Eine bezaubernde Bad Ischler Blume mit politischem Tiefgang
Lehár-Festival: Premiere von Paul Abrahams Operette "Die Blume von Hawaii".
Die Frage, die sich im Umfeld der Operette immer stellt, ist: Kann man die Werke aus den späten 20er- und frühen 30er-Jahren noch so wie damals auf die Bühne stellen? Weniger deshalb, weil sie platt und musikalisch uninteressant wären – ganz im Gegenteil. Viele der damaligen Librettisten und Komponisten wurden von den Nationalsozialisten verfolgt und vertrieben. Zum Beispiel Fritz Löhner-Beda, Librettist der Operette "Die Blume von Hawaii", die das heurige Lehár-Festival Bad Ischl am Samstag eröffnete, wurde in Auschwitz ermordet. Das passt irgendwie nicht zum Unterhaltungstheater, und so hat Intendant und Regisseur Thomas Enzinger die Geschichte um die letzte hawaiianische Königin Lili’uokalani und die in ihrer Regierungszeit erfolgte Annexion Hawaiis durch die USA geschickt in eine Rahmenhandlung gebettet: Er zeichnet das nicht minder tragische Schicksal des Komponisten Paul Abraham (er flüchtete 1940 über Paris und Kuba in die USA) nach.

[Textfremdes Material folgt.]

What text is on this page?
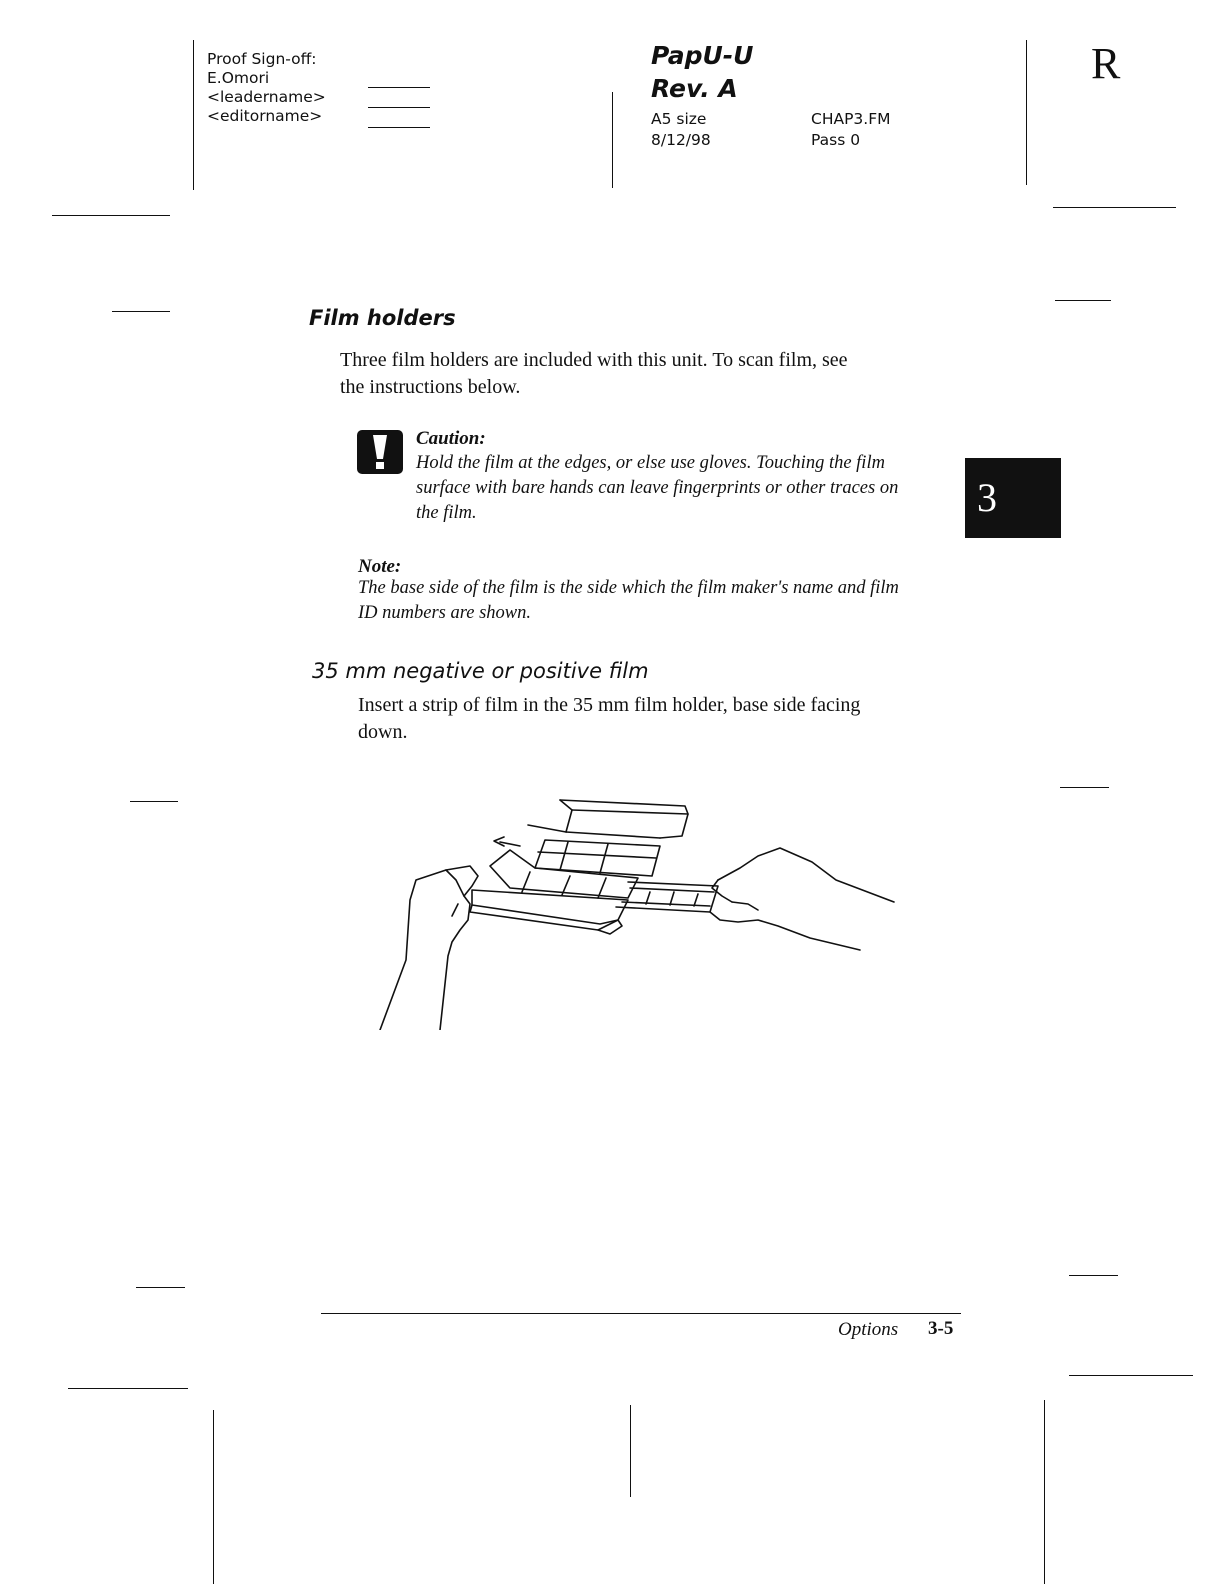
Proof Sign-off:
E.Omori
<leadername>
<editorname>
PapU-U
Rev. A
A5 size
8/12/98
CHAP3.FM
Pass 0
R
Film holders
Three film holders are included with this unit. To scan film, see
the instructions below.
Caution:
Hold the film at the edges, or else use gloves. Touching the film
surface with bare hands can leave fingerprints or other traces on
the film.
Note:
The base side of the film is the side which the film maker's name and film
ID numbers are shown.
35 mm negative or positive film
Insert a strip of film in the 35 mm film holder, base side facing
down.
3
Options 3-5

Der Spaß kommt nicht zu kurz
Zwei Personen – der Gouverneur als Paul Abraham und Jim Boy als Verkörperung der Jazz-Legende Al Jolson – treten immer wieder aus der Handlung heraus. Sie brechen den komödiantischen, von Verirrungen und Verwirrungen gespickten Plot auf, verweisen auf das Unrecht von erzwungener Emigration wie Deportation und stellen diese der heutigen Flüchtlingsbewegung gegenüber.

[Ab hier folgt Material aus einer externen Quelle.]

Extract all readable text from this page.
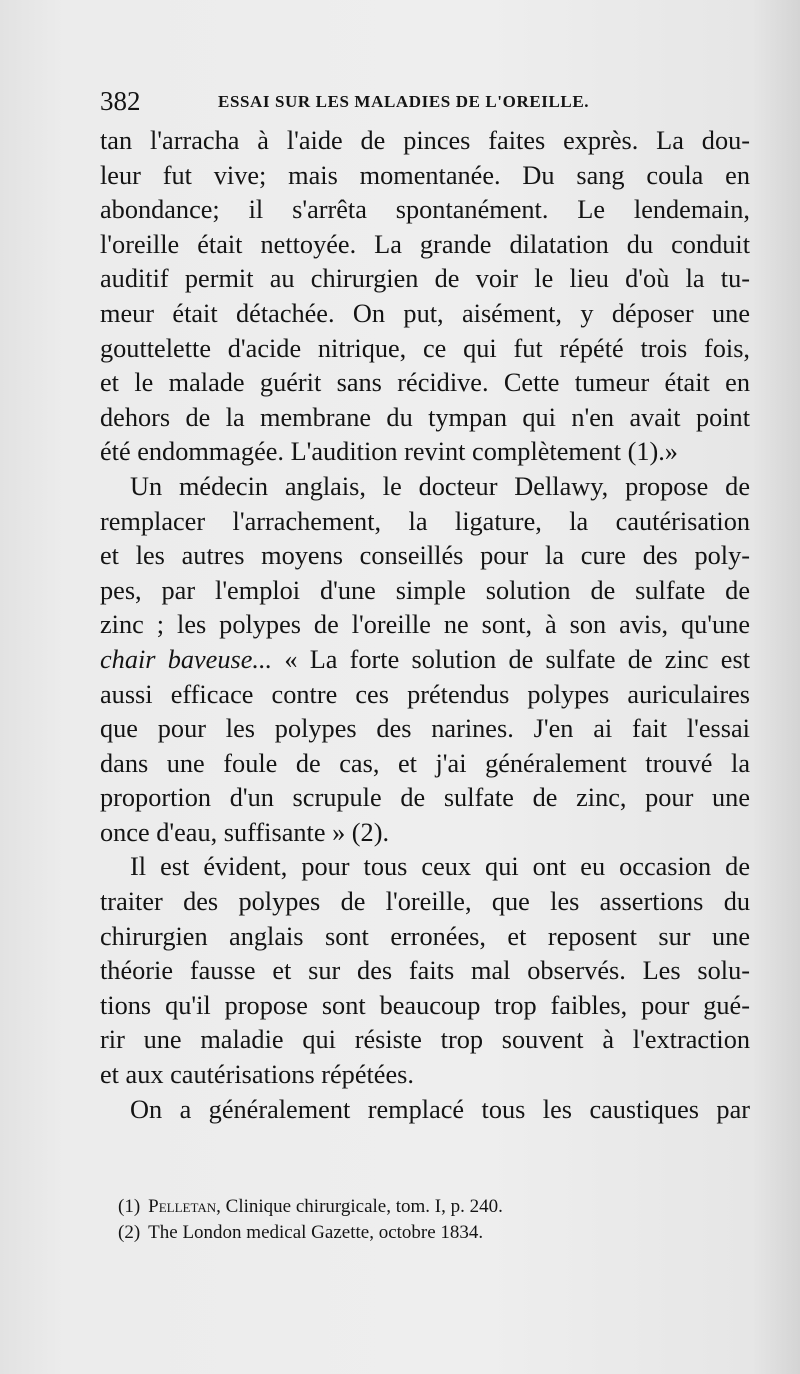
382	ESSAI SUR LES MALADIES DE L'OREILLE.
tan l'arracha à l'aide de pinces faites exprès. La dou-
leur fut vive; mais momentanée. Du sang coula en
abondance; il s'arrêta spontanément. Le lendemain,
l'oreille était nettoyée. La grande dilatation du conduit
auditif permit au chirurgien de voir le lieu d'où la tu-
meur était détachée. On put, aisément, y déposer une
gouttelette d'acide nitrique, ce qui fut répété trois fois,
et le malade guérit sans récidive. Cette tumeur était en
dehors de la membrane du tympan qui n'en avait point
été endommagée. L'audition revint complètement (1).»
Un médecin anglais, le docteur Dellawy, propose de
remplacer l'arrachement, la ligature, la cautérisation
et les autres moyens conseillés pour la cure des poly-
pes, par l'emploi d'une simple solution de sulfate de
zinc ; les polypes de l'oreille ne sont, à son avis, qu'une
chair baveuse... « La forte solution de sulfate de zinc est
aussi efficace contre ces prétendus polypes auriculaires
que pour les polypes des narines. J'en ai fait l'essai
dans une foule de cas, et j'ai généralement trouvé la
proportion d'un scrupule de sulfate de zinc, pour une
once d'eau, suffisante » (2).
Il est évident, pour tous ceux qui ont eu occasion de
traiter des polypes de l'oreille, que les assertions du
chirurgien anglais sont erronées, et reposent sur une
théorie fausse et sur des faits mal observés. Les solu-
tions qu'il propose sont beaucoup trop faibles, pour gué-
rir une maladie qui résiste trop souvent à l'extraction
et aux cautérisations répétées.
On a généralement remplacé tous les caustiques par
(1) Pelletan, Clinique chirurgicale, tom. I, p. 240.
(2) The London medical Gazette, octobre 1834.
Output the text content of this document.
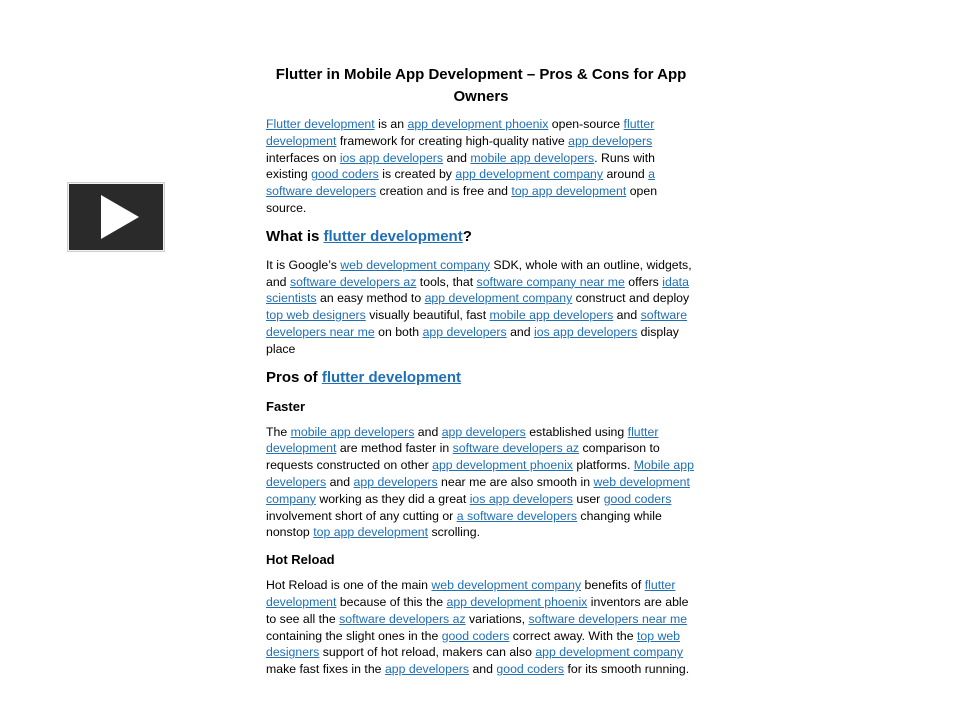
Flutter in Mobile App Development – Pros & Cons for App Owners

Flutter development is an app development phoenix open-source flutter development framework for creating high-quality native app developers interfaces on ios app developers and mobile app developers. Runs with existing good coders is created by app development company around a software developers creation and is free and top app development open source.

What is flutter development?

It is Google’s web development company SDK, whole with an outline, widgets, and software developers az tools, that software company near me offers idata scientists an easy method to app development company construct and deploy top web designers visually beautiful, fast mobile app developers and software developers near me on both app developers and ios app developers display place

Pros of flutter development
Faster

The mobile app developers and app developers established using flutter development are method faster in software developers az comparison to requests constructed on other app development phoenix platforms. Mobile app developers and app developers near me are also smooth in web development company working as they did a great ios app developers user good coders involvement short of any cutting or a software developers changing while nonstop top app development scrolling.

Hot Reload

Hot Reload is one of the main web development company benefits of flutter development because of this the app development phoenix inventors are able to see all the software developers az variations, software developers near me containing the slight ones in the good coders correct away. With the top web designers support of hot reload, makers can also app development company make fast fixes in the app developers and good coders for its smooth running.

Trotzdem kommt der Spaß nicht zu kurz. Enzinger lässt die heitere Story in der Zeit der Handlung – also kurz vor der Jahrhundertwende um 1900 – in einer fabelhaft bunten Ausstattung des renommierten Toto ablaufen und erzielt damit noch schärfere Kontraste. Er konzentriert sich auf die ungewöhnlichen zwei Buffopaare, die auf sehr unterschiedliche Weise das Spiel am Laufen halten und die nur langsam ins Rollen kommende Beziehung zwischen der Operetten-Prinzessin Laya und dem seit Kindheit versprochenen Prinzen Lilo-Taro kräftig kontrapunktieren. Maßgeblich dazu trägt die ideal auf die damals aktuellen Tänze wie Foxtrott, Slowfox und Charleston durchwirkte Musik Abrahams eingehende Choreografie von Ramesh Nair bei, der zusätzlich in der Rolle des John Buffy brilliert. Am Pult des perfekt disponierten Franz-Lehár-Orchesters steht Marius Burkert – nicht nur mit treffsicherem Gespür für diese Musik, sondern er legt auch die Tiefe in der Partitur offen.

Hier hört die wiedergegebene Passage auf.